Employé fédéral, producteur agricole, dirigeant régional de l’Union des producteurs agricoles, directeur général de la Fédération franco-ténoise et aujourd’hui à la retraite, Léo-Paul Provencher venait d’apprendre que son ami le théologien Nadeau avait discuté de ses souvenirs du séminaire de Chambly (et du père Prieur) avec un journaliste.
L’homme de 76 ans veut témoigner lui aussi de ce qu’il a vécu dans cette institution scolaire.
Il raconte qu’à l’âge de 13 ans, en première année du cours classique, il a choisi «le bon père» Prieur – ce sont ses mots – comme conseiller spirituel. «Mes parents avaient été impressionnés par son apparente gentillesse.»

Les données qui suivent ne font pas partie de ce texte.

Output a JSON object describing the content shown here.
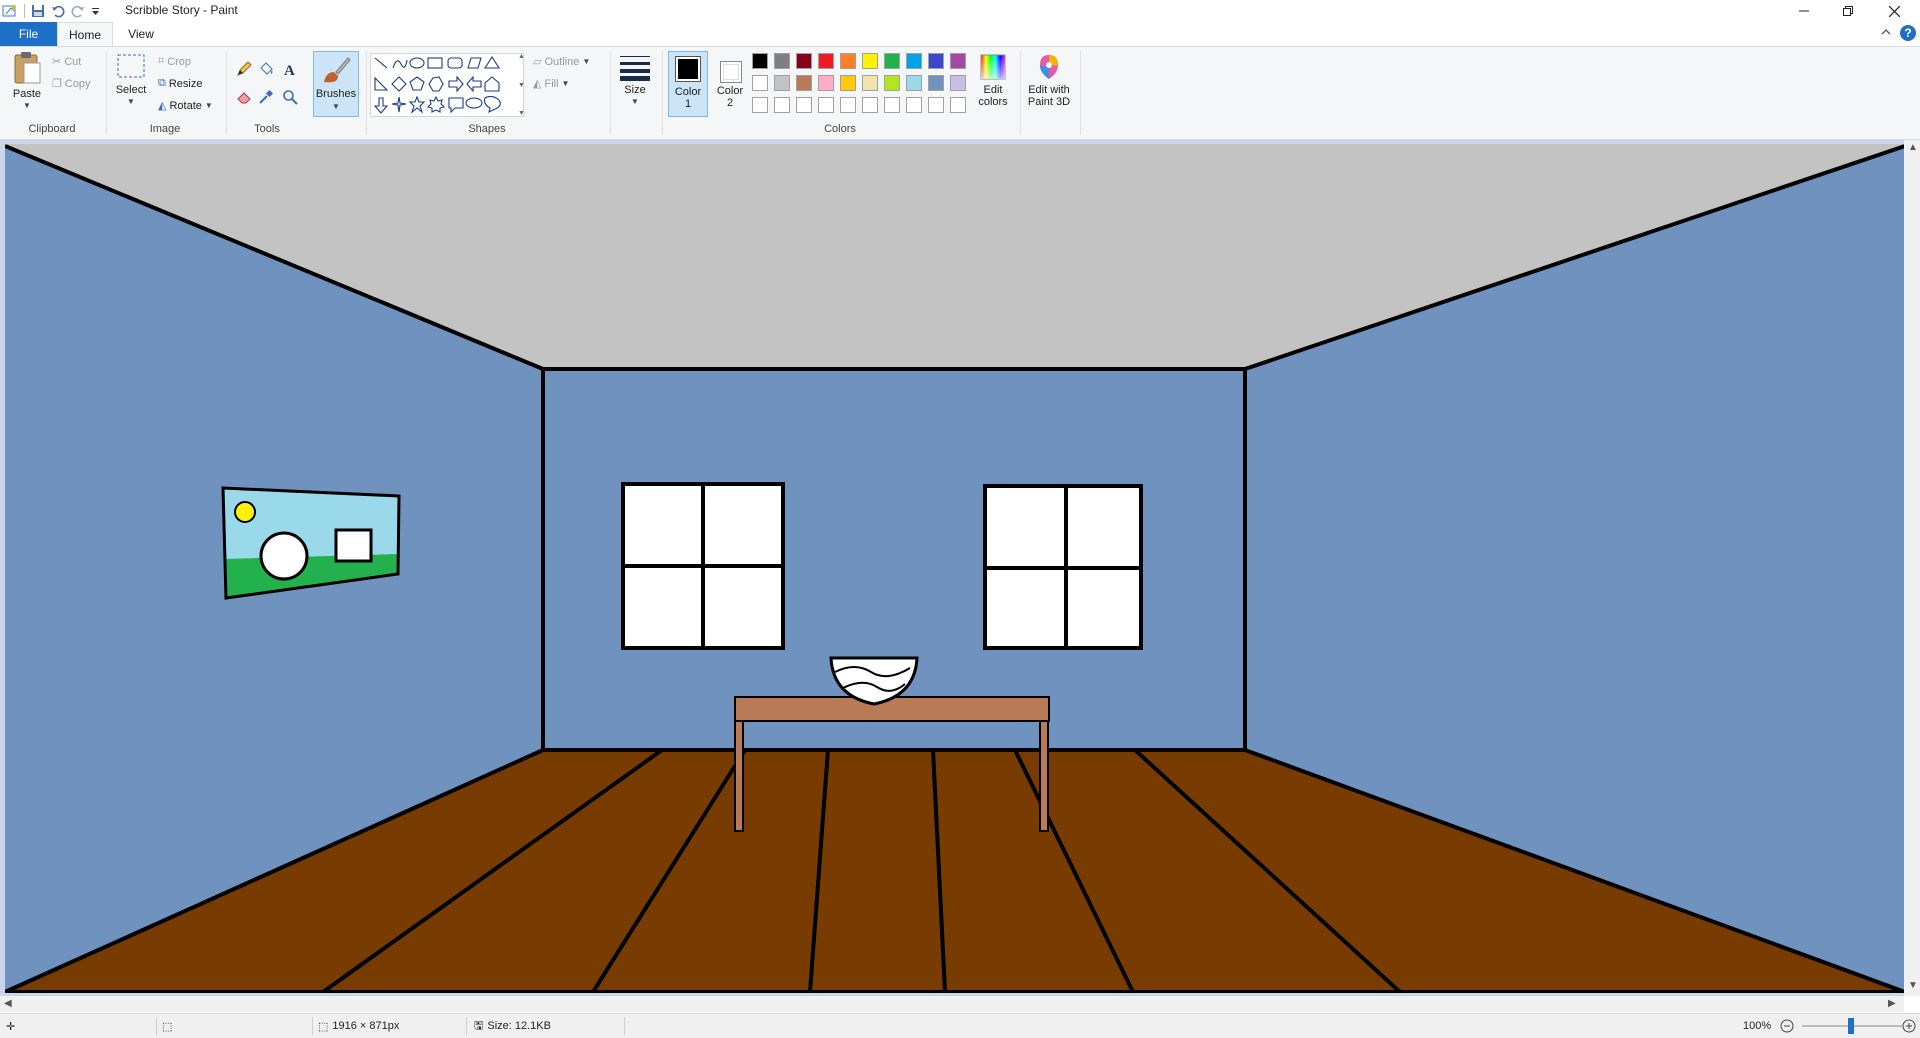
{
  "window": {
    "title": "Scribble Story - Paint",
    "controls": [
      "minimize",
      "restore",
      "close"
    ]
  },
  "quick_access": [
    "paint-app-icon",
    "save-icon",
    "undo-icon",
    "redo-icon",
    "customize-dropdown-icon"
  ],
  "tabs": [
    {
      "label": "File"
    },
    {
      "label": "Home"
    },
    {
      "label": "View"
    }
  ],
  "ribbon": {
    "clipboard": {
      "label": "Clipboard",
      "paste": "Paste",
      "cut": "Cut",
      "copy": "Copy"
    },
    "image": {
      "label": "Image",
      "select": "Select",
      "crop": "Crop",
      "resize": "Resize",
      "rotate": "Rotate"
    },
    "tools": {
      "label": "Tools",
      "items": [
        "pencil-icon",
        "fill-bucket-icon",
        "text-icon",
        "eraser-icon",
        "color-picker-icon",
        "magnifier-icon"
      ]
    },
    "brushes": {
      "label": "Brushes"
    },
    "shapes": {
      "label": "Shapes",
      "outline": "Outline",
      "fill": "Fill"
    },
    "size": {
      "label": "Size"
    },
    "colors": {
      "label": "Colors",
      "color1_line1": "Color",
      "color1_line2": "1",
      "color2_line1": "Color",
      "color2_line2": "2",
      "color1_value": "#000000",
      "color2_value": "#ffffff",
      "edit_colors_line1": "Edit",
      "edit_colors_line2": "colors",
      "paint3d_line1": "Edit with",
      "paint3d_line2": "Paint 3D",
      "palette_row1": [
        "#000000",
        "#7f7f7f",
        "#880015",
        "#ed1c24",
        "#ff7f27",
        "#fff200",
        "#22b14c",
        "#00a2e8",
        "#3f48cc",
        "#a349a4"
      ],
      "palette_row2": [
        "#ffffff",
        "#c3c3c3",
        "#b97a57",
        "#ffaec9",
        "#ffc90e",
        "#efe4b0",
        "#b5e61d",
        "#99d9ea",
        "#7092be",
        "#c8bfe7"
      ],
      "palette_row3": [
        "#ffffff",
        "#ffffff",
        "#ffffff",
        "#ffffff",
        "#ffffff",
        "#ffffff",
        "#ffffff",
        "#ffffff",
        "#ffffff",
        "#ffffff"
      ]
    }
  },
  "drawing": {
    "ceiling_color": "#c3c3c3",
    "wall_color": "#7092be",
    "floor_color": "#783c00",
    "table_color": "#b97a57",
    "picture_sky": "#99d9ea",
    "picture_grass": "#22b14c",
    "picture_sun": "#fff200"
  },
  "status": {
    "dimensions": "1916 × 871px",
    "size": "Size: 12.1KB",
    "zoom": "100%"
  }
}
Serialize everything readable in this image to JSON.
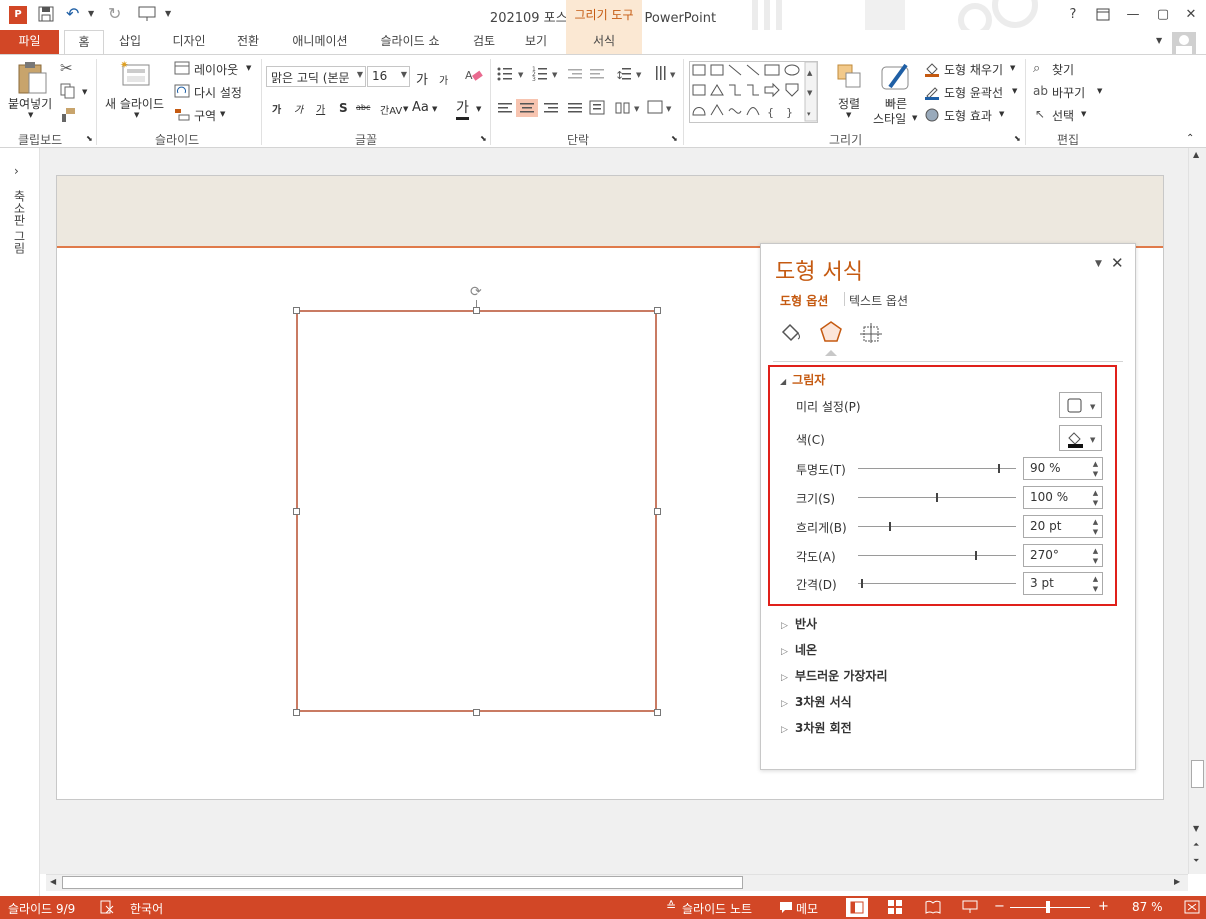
{
  "app": {
    "window_title": "202109 포스팅용 완성본 - PowerPoint",
    "context_tab_group": "그리기 도구",
    "help": "?"
  },
  "tabs": [
    {
      "label": "파일"
    },
    {
      "label": "홈"
    },
    {
      "label": "삽입"
    },
    {
      "label": "디자인"
    },
    {
      "label": "전환"
    },
    {
      "label": "애니메이션"
    },
    {
      "label": "슬라이드 쇼"
    },
    {
      "label": "검토"
    },
    {
      "label": "보기"
    },
    {
      "label": "서식"
    }
  ],
  "ribbon": {
    "clipboard": {
      "paste": "붙여넣기",
      "group": "클립보드"
    },
    "slides": {
      "new_slide": "새 슬라이드",
      "layout": "레이아웃",
      "reset": "다시 설정",
      "section": "구역",
      "group": "슬라이드"
    },
    "font": {
      "font_name": "맑은 고딕 (본문",
      "font_size": "16",
      "group": "글꼴",
      "bold": "가",
      "italic": "가",
      "underline": "가",
      "shadow": "S",
      "strike": "abc",
      "spacing": "간AV",
      "case": "Aa",
      "color": "가",
      "grow": "가",
      "shrink": "가"
    },
    "paragraph": {
      "group": "단락"
    },
    "drawing": {
      "arrange": "정렬",
      "quick_styles_1": "빠른",
      "quick_styles_2": "스타일",
      "fill": "도형 채우기",
      "outline": "도형 윤곽선",
      "effects": "도형 효과",
      "group": "그리기"
    },
    "editing": {
      "find": "찾기",
      "replace": "바꾸기",
      "select": "선택",
      "group": "편집"
    }
  },
  "thumbnail_pane": {
    "label": "축소판 그림"
  },
  "format_pane": {
    "title": "도형 서식",
    "tabs": [
      "도형 옵션",
      "텍스트 옵션"
    ],
    "shadow_section": "그림자",
    "preset_label": "미리 설정(P)",
    "color_label": "색(C)",
    "properties": [
      {
        "label": "투명도(T)",
        "value": "90 %",
        "fraction": 0.9
      },
      {
        "label": "크기(S)",
        "value": "100 %",
        "fraction": 0.5
      },
      {
        "label": "흐리게(B)",
        "value": "20 pt",
        "fraction": 0.2
      },
      {
        "label": "각도(A)",
        "value": "270°",
        "fraction": 0.75
      },
      {
        "label": "간격(D)",
        "value": "3 pt",
        "fraction": 0.02
      }
    ],
    "collapsed_sections": [
      "반사",
      "네온",
      "부드러운 가장자리",
      "3차원 서식",
      "3차원 회전"
    ]
  },
  "status": {
    "slide": "슬라이드 9/9",
    "language": "한국어",
    "notes": "슬라이드 노트",
    "comments": "메모",
    "zoom": "87 %"
  },
  "colors": {
    "accent": "#d24726",
    "title_orange": "#c55a11",
    "highlight_box": "#e0201a"
  }
}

Il se souvient que les rencontres tenues dans le bureau et la chambre de l’oblat étaient rapprochées, «aux deux semaines, je crois».
Après quelques rencontres, le prêtre «a commencé à venir s’asseoir à côté de moi sur son divan».
Soixante ans plus tard, Léo-Paul Provencher ne se rappelle aucunement ce qui était discuté lors de ces entretiens. Mais il n’a rien oublié des abus qu’il y a subis.
«Il a commencé à me flatter la peau sous ma chemise, à m’embrasser. Il m’a infligé ce traitement plusieurs fois. Puis, il en est venu à fouiller dans mon caleçon.»
«J’étais complètement gelé, figé, dominé, écrasé», confie-t-il aujourd’hui.
«Je ne comprenais absolument rien de ce qui se passait. Mais cela m’avait tant affecté que mes notes scolaires ont beaucoup baissé. Un professeur m’avait même demandé ce qui se passait mais je n’ai rien dit.»
En fait, «cela m’a pris 52 ans avant d’en parler», admet-il. Il y a deux ans, il s’est inscrit à l’action collective intentée contre la congrégation religieuse. Il a aussi choisi d’écrire un livre sur les abus sexuels dont les hommes sont victimes. Ce bouquin de 322 pages est présentement à l’étape de l’édition.
«J’y décris clairement mon expérience de victime au séminaire» de Chambly, assure-t-il. Mais son bouquin sera l’occasion de redire combien il est essentiel pour les victimes de dénoncer leurs abuseurs, et cela même si les gestes reprochés ont eu lieu il y a plusieurs décennies.